TensorRT-LLM保姆级教程（三）-使用Triton推理服务框架部署模型

随着大模型的爆火，投入到生产环境的模型参数量规模也变得越来越大（从数十亿参数到千亿参数规模），从而导致大模型的推理成本急剧增加。因此，市面上也出现了很多的推理框架，用于降低模型推理延迟以及提升模型吞吐量。

本系列将针对 TensorRT-LLM 推理框架进行讲解。

TensorRT-LLM保姆级教程（一）-快速入门
TensorRT-LLM保姆级教程（二）-开发实践
TensorRT-LLM保姆级教程（三）-使用Triton推理服务框架部署模型

之前讲述过模型推理服务化框架Triton。

模型推理服务化框架Triton保姆式教程（一）：快速入门
模型推理服务化框架Triton保姆式教程（二）：架构解析
模型推理服务化框架Triton保姆式教程（三）：开发实践

本文将结合 TensorRT-LLM （作为后端推理引擎）与 Triton Inference Server 完成 LLM 服务部署工作。
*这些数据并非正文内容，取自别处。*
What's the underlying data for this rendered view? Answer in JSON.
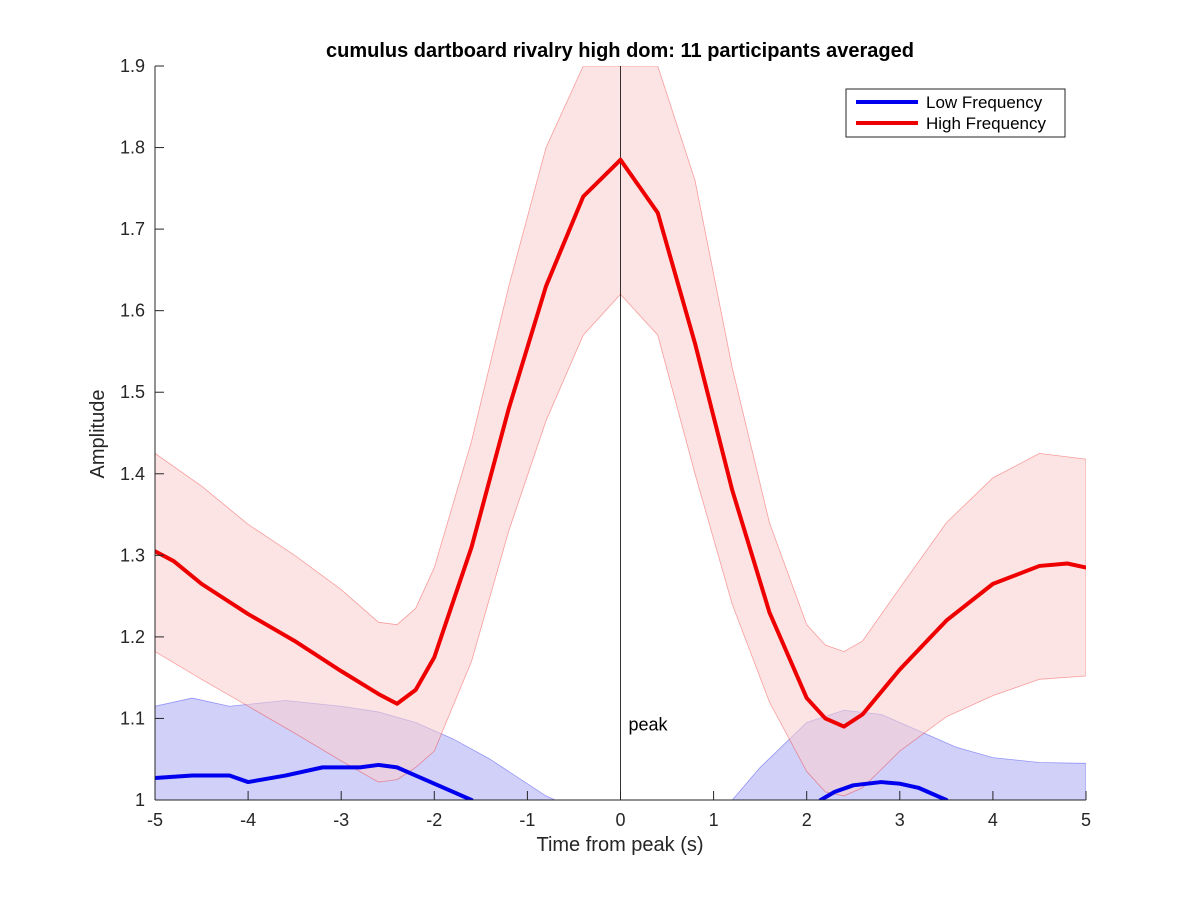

另外，我撰写的大模型相关的博客及配套代码均整理放置在Github：llm-action，有需要的朋友自取。

简介

TensorRT-LLM 是一个用于定义大语言模型并构建 TensorRT 引擎的 Python API，以高效地在 NVIDIA GPU 上执行推理。 TensorRT-LLM 包含用于创建 Python 和 C++ 运行时以及执行这些 TensorRT 引擎的组件。它还包括一个用于与 NVIDIA Triton 推理服务集成的后端（tensorrtllm_backend）；使用 TensorRT-LLM 构建的模型可以在单个 GPU或在具有多个 GPU 的多个节点上执行（（使用张量并行或流水线并行））。

下面将结合 TensorRT-LLM 与 Triton Inference Server 完成 LLM 部署。

环境准备

上一篇文章中讲述了如何基于源码进行安装。本文为了方便起见，直接拉取官方已经构建好的镜像运行即可。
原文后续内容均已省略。